3 de outubro de 2013

Artigo raro


Eu era muito pequena e estava de férias na casa de meus avós paternos em Pernambuco, quando uma de minhas primas mais velhas chegou com uma boneca exatamente igual a essa da foto. Ela ficou com pena de mim - única criança num lugar cheio de adolescentes e adultos - e voltou da rua com o presente.
A boneca era pavorosa e eu sabia.
- Gostou, Aninha?
- Hum, hum.
Coloquei um nome que não lembro, trouxe para a Bahia e brinquei com ela por muito tempo, junto com as bonecas-princesas que enchiam a prateleira do quarto. Incluindo Luciana, a que piscava para  mim quando não tinha ninguém por perto.
E Dorminhoca, que ceguei passando mãos e demãos de violeta genciana nos olhos de vidro.

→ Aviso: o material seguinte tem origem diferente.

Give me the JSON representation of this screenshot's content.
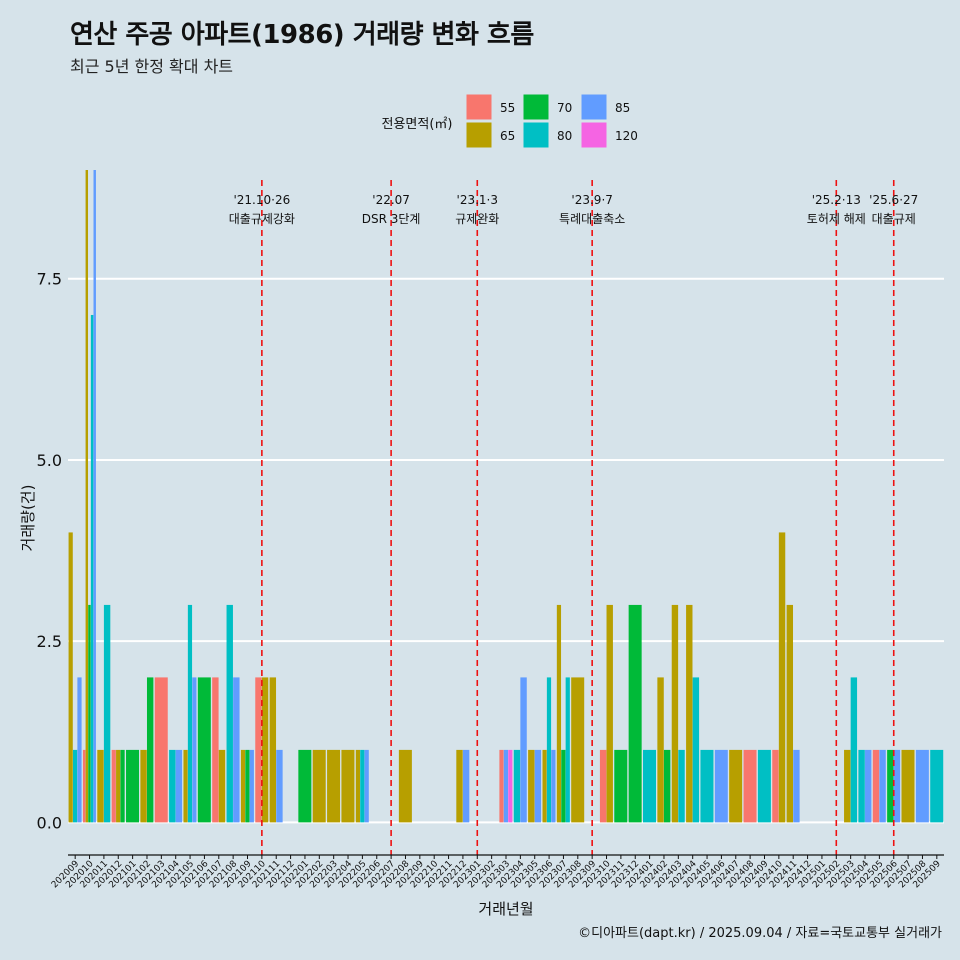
{
  "title": "연산 주공 아파트(1986) 거래량 변화 흐름",
  "subtitle": "최근 5년 한정 확대 차트",
  "caption": "©디아파트(dapt.kr) / 2025.09.04 / 자료=국토교통부 실거래가",
  "legend_title": "전용면적(㎡)",
  "colors": {
    "background": "#d6e3ea",
    "event_line": "#ee1111",
    "grid": "#ffffff"
  },
  "chart_data": {
    "type": "bar",
    "title": "연산 주공 아파트(1986) 거래량 변화 흐름",
    "xlabel": "거래년월",
    "ylabel": "거래량(건)",
    "ylim": [
      -0.45,
      9.0
    ],
    "yticks": [
      0.0,
      2.5,
      5.0,
      7.5
    ],
    "ytick_labels": [
      "0.0",
      "2.5",
      "5.0",
      "7.5"
    ],
    "categories": [
      "202009",
      "202010",
      "202011",
      "202012",
      "202101",
      "202102",
      "202103",
      "202104",
      "202105",
      "202106",
      "202107",
      "202108",
      "202109",
      "202110",
      "202111",
      "202112",
      "202201",
      "202202",
      "202203",
      "202204",
      "202205",
      "202206",
      "202207",
      "202208",
      "202209",
      "202210",
      "202211",
      "202212",
      "202301",
      "202302",
      "202303",
      "202304",
      "202305",
      "202306",
      "202307",
      "202308",
      "202309",
      "202310",
      "202311",
      "202312",
      "202401",
      "202402",
      "202403",
      "202404",
      "202405",
      "202406",
      "202407",
      "202408",
      "202409",
      "202410",
      "202411",
      "202412",
      "202501",
      "202502",
      "202503",
      "202504",
      "202505",
      "202506",
      "202507",
      "202508",
      "202509"
    ],
    "series": [
      {
        "name": "55",
        "color": "#f8766d"
      },
      {
        "name": "65",
        "color": "#b79f00"
      },
      {
        "name": "70",
        "color": "#00ba38"
      },
      {
        "name": "80",
        "color": "#00bfc4"
      },
      {
        "name": "85",
        "color": "#619cff"
      },
      {
        "name": "120",
        "color": "#f564e3"
      }
    ],
    "data": {
      "202009": [
        [
          "65",
          4
        ],
        [
          "80",
          1
        ],
        [
          "85",
          2
        ]
      ],
      "202010": [
        [
          "55",
          1
        ],
        [
          "65",
          9
        ],
        [
          "70",
          3
        ],
        [
          "80",
          7
        ],
        [
          "85",
          9
        ]
      ],
      "202011": [
        [
          "65",
          1
        ],
        [
          "80",
          3
        ]
      ],
      "202012": [
        [
          "55",
          1
        ],
        [
          "65",
          1
        ],
        [
          "70",
          1
        ]
      ],
      "202101": [
        [
          "70",
          1
        ]
      ],
      "202102": [
        [
          "65",
          1
        ],
        [
          "70",
          2
        ]
      ],
      "202103": [
        [
          "55",
          2
        ]
      ],
      "202104": [
        [
          "80",
          1
        ],
        [
          "85",
          1
        ]
      ],
      "202105": [
        [
          "65",
          1
        ],
        [
          "80",
          3
        ],
        [
          "85",
          2
        ]
      ],
      "202106": [
        [
          "70",
          2
        ]
      ],
      "202107": [
        [
          "55",
          2
        ],
        [
          "65",
          1
        ]
      ],
      "202108": [
        [
          "80",
          3
        ],
        [
          "85",
          2
        ]
      ],
      "202109": [
        [
          "65",
          1
        ],
        [
          "70",
          1
        ],
        [
          "85",
          1
        ]
      ],
      "202110": [
        [
          "55",
          2
        ],
        [
          "65",
          2
        ]
      ],
      "202111": [
        [
          "65",
          2
        ],
        [
          "85",
          1
        ]
      ],
      "202112": [],
      "202201": [
        [
          "70",
          1
        ]
      ],
      "202202": [
        [
          "65",
          1
        ]
      ],
      "202203": [
        [
          "65",
          1
        ]
      ],
      "202204": [
        [
          "65",
          1
        ]
      ],
      "202205": [
        [
          "65",
          1
        ],
        [
          "80",
          1
        ],
        [
          "85",
          1
        ]
      ],
      "202206": [],
      "202207": [],
      "202208": [
        [
          "65",
          1
        ]
      ],
      "202209": [],
      "202210": [],
      "202211": [],
      "202212": [
        [
          "65",
          1
        ],
        [
          "85",
          1
        ]
      ],
      "202301": [],
      "202302": [],
      "202303": [
        [
          "55",
          1
        ],
        [
          "85",
          1
        ],
        [
          "120",
          1
        ]
      ],
      "202304": [
        [
          "80",
          1
        ],
        [
          "85",
          2
        ]
      ],
      "202305": [
        [
          "65",
          1
        ],
        [
          "85",
          1
        ]
      ],
      "202306": [
        [
          "65",
          1
        ],
        [
          "80",
          2
        ],
        [
          "85",
          1
        ]
      ],
      "202307": [
        [
          "65",
          3
        ],
        [
          "70",
          1
        ],
        [
          "80",
          2
        ]
      ],
      "202308": [
        [
          "65",
          2
        ]
      ],
      "202309": [],
      "202310": [
        [
          "55",
          1
        ],
        [
          "65",
          3
        ]
      ],
      "202311": [
        [
          "70",
          1
        ]
      ],
      "202312": [
        [
          "70",
          3
        ]
      ],
      "202401": [
        [
          "80",
          1
        ]
      ],
      "202402": [
        [
          "65",
          2
        ],
        [
          "70",
          1
        ]
      ],
      "202403": [
        [
          "65",
          3
        ],
        [
          "80",
          1
        ]
      ],
      "202404": [
        [
          "65",
          3
        ],
        [
          "80",
          2
        ]
      ],
      "202405": [
        [
          "80",
          1
        ]
      ],
      "202406": [
        [
          "85",
          1
        ]
      ],
      "202407": [
        [
          "65",
          1
        ]
      ],
      "202408": [
        [
          "55",
          1
        ]
      ],
      "202409": [
        [
          "80",
          1
        ]
      ],
      "202410": [
        [
          "55",
          1
        ],
        [
          "65",
          4
        ]
      ],
      "202411": [
        [
          "65",
          3
        ],
        [
          "85",
          1
        ]
      ],
      "202412": [],
      "202501": [],
      "202502": [],
      "202503": [
        [
          "65",
          1
        ],
        [
          "80",
          2
        ]
      ],
      "202504": [
        [
          "80",
          1
        ],
        [
          "85",
          1
        ]
      ],
      "202505": [
        [
          "55",
          1
        ],
        [
          "85",
          1
        ]
      ],
      "202506": [
        [
          "70",
          1
        ],
        [
          "85",
          1
        ]
      ],
      "202507": [
        [
          "65",
          1
        ]
      ],
      "202508": [
        [
          "85",
          1
        ]
      ],
      "202509": [
        [
          "80",
          1
        ]
      ]
    },
    "events": [
      {
        "month": "202110",
        "date": "'21.10·26",
        "label": "대출규제강화"
      },
      {
        "month": "202207",
        "date": "'22.07",
        "label": "DSR 3단계"
      },
      {
        "month": "202301",
        "date": "'23.1·3",
        "label": "규제완화"
      },
      {
        "month": "202309",
        "date": "'23.9·7",
        "label": "특례대출축소"
      },
      {
        "month": "202502",
        "date": "'25.2·13",
        "label": "토허제 해제"
      },
      {
        "month": "202506",
        "date": "'25.6·27",
        "label": "대출규제"
      }
    ]
  }
}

- Você vai ser o que quando crescer?
- Bailarina. Dentista . Médica.
Não lembro o nome da prima também. Minha mãe era boa nesses assuntos e, quando se foi,  levou os detalhes todos que ajudavam a complementar a memória.
Mas me lembro de como a boneca era engraçadamente feia. E do quanto foi bom aquele momento, lá em Garanhuns, há quase quatro décadas. E do quanto gentileza parece um artigo raro nesses atuais tempos estranhos. E do quanto tenho achado complicadíssima essa vida, quanto mais eu vivo.